Monday, December 31, 2012

Celebs as DJs and DJs as Celebs




“This is a journey…..into sound”
It’s a journey that takes us through London and other cosmopolitan centres to Witness the ongoing exploits of Usain Bolt, who has manned the turntables for his sponsors Puma and Hublot, among others. Former NBA great Dennis Rodman has also been trying his hand at the trade, joining other tabloid fodder such as Kim Kardashian and Lindsay Lohan for typically over-hyped celeb DJ gigs. As the overall profile of our athletes increases, so too will these types of gigs, as their Euro and US sponsors seek to cash in on the exploding electronic dance music (EDM) trend.
The quote above should be more than familiar to EDM fans. The lyric is a sample from a hip-hop classic, “I Know I Got Soul” by the legendary duo, Eric B & Rakim, but its relevance to our discussion springs from its further use in the dance classic, “Pump Up The Volume” (1987) by British group M.A.R.R.S.
The DJ, or turntablist to distinguish from our dancehall toasters, has completed a remarkable ascendancy over the last decade. No longer relegated to “wheel-spinning” obscurity in the back-end of the club or content to merely propel dancing hordes, DJs are stars in their own right, bona fide celebrities who are prompting celebrities from other worlds – the sporting world in this particular instance – to become DJs.
But let’s leave that world for a moment, and return to the Jamaican setting.  This part of our journey runs through radio and one station and DJ in particular. Capital Stereo, which in the early 80s, morphed into FAME-FM boasted a Saturday night dance music marathon, initially known as “Discomania” with Holford “Hol” Plummer at the controls.
Its  this trail-blazing stint that’s cited by DJ Alrick, of the duo Alrick & Boyd, as his earliest influence. Boyd, who had studied in New York City, had been weaned on the then burgeoning hip-hop movement. The connected on the latter’s return to Jamaica (By which time LArick had already logged significant musical mileage with several nightclubs, courtesy of DJ Andrew Henry) and before long, they were making their musical presence felt at several venues. Radio, as it turns out, would provide something of a base for the two as they got the opportunity to work on the aforementioned FAME –on the midnight to 5 a.m. “graveyard shift”.  By dint of an uncompromising devotion to “pure” dance music (as opposed to the US Top40-driven pap that was dominant on the airwaves, the two built a solid following.
The also built a number of links with overseas DJs, most notably Jamaican-born, German-based Rix Rax, who, on his frequent trips home, heard the shows and formed an alliance with the pair that remains to this day. ALrick & Boyd are. Like many dance DJs (if not all), intensely and actively focused on production, as they seek to join the David Guettas and Diplos of this world.

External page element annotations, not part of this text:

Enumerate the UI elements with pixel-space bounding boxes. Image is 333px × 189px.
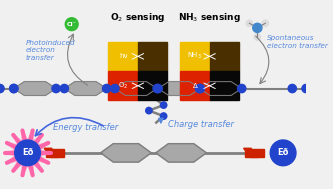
Circle shape [60,84,69,93]
Text: O$_2$: O$_2$ [118,81,128,91]
Circle shape [154,84,162,93]
Bar [138,71,167,101]
Polygon shape [243,148,258,157]
Circle shape [146,107,152,114]
Circle shape [103,84,111,93]
Circle shape [52,84,60,93]
Bar [180,71,209,101]
Polygon shape [101,144,151,162]
Circle shape [196,84,204,93]
Bar [245,149,264,156]
Polygon shape [5,130,51,175]
Circle shape [262,20,268,26]
Polygon shape [64,82,107,95]
Polygon shape [156,144,206,162]
Polygon shape [44,148,59,157]
Polygon shape [115,82,157,95]
Text: Cl⁻: Cl⁻ [67,22,77,27]
Text: Photoinduced
electron
transfer: Photoinduced electron transfer [26,40,75,61]
Circle shape [15,140,40,166]
Circle shape [253,23,262,33]
Bar [46,149,64,156]
Text: hν: hν [119,53,127,59]
Text: NH$_3$: NH$_3$ [187,51,202,61]
Bar [109,71,138,101]
Circle shape [111,84,119,93]
Circle shape [195,84,203,93]
Bar [138,42,167,71]
Circle shape [270,140,296,166]
Bar [209,71,239,101]
Text: Eð: Eð [22,148,33,157]
Polygon shape [14,82,56,95]
Text: Eð: Eð [277,148,289,157]
Circle shape [302,84,310,93]
Polygon shape [199,82,242,95]
Text: Charge transfer: Charge transfer [168,120,234,129]
Circle shape [10,84,18,93]
Text: Spontaneous
electron transfer: Spontaneous electron transfer [266,35,327,49]
Circle shape [288,84,296,93]
Text: O$_2$ sensing: O$_2$ sensing [110,11,166,24]
Circle shape [161,113,167,119]
Bar [109,42,138,71]
Bar [209,42,239,71]
Circle shape [0,84,4,93]
Circle shape [246,20,253,26]
Text: NH$_3$ sensing: NH$_3$ sensing [178,11,241,24]
Circle shape [161,102,167,108]
Circle shape [153,84,161,93]
Circle shape [237,84,246,93]
Polygon shape [158,82,200,95]
Circle shape [65,18,78,31]
Circle shape [254,34,260,40]
Text: Energy transfer: Energy transfer [53,122,119,132]
Bar [180,42,209,71]
Circle shape [10,84,18,93]
Text: Δ: Δ [192,83,197,89]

Radio was pivotal in the development of another Jamaican duo, but of more recent vintage. Dean “DJ Breach” and Shane “Firestarter” together comprise The Housing Project, an unabashedly forward-looking house/trance (and almost all in between) outfit that also recalls its antecedents. “My first introduction really came via the radio” Shane shares, “the kind stuff that was being aired on a Saturday morning through the afternoon.”
Radio may have lit the spark, but this “house” was built via the Internet. Through Breach’s regular livestreams (a pioneering move for the Jamaican market) and with subsidiary coverage via blogs, a following of reasonable size and unreasonable loyalty was built which ultimately led to the next transition. Music impresario Steve Wilson heard the duo’s work and decided to add them to this growing “Brand New Machine” party series at the Fiction nightclub, a gig the pair still holds down every Wednesday night.
The two duos are part of a growing contingent of dance spinners. Pieter Barrow has been putting in regular appearances at Red Bones The blues Café under the sub-moniker Deep Cover; DJ Archie is also an integral part of the scene’s early development and others are rapidly emerging.
Its only a matter of time therefore, before Jamaican turntablists and dance music specialists command the kind of global cachet enjoyed by the big Euro and American names, not to mention our sporting “legends”. Bolt may be triple-gold, but when it comes to the wheels of steel, even he has  lots more ground to cover.
Our journey will continue again soon.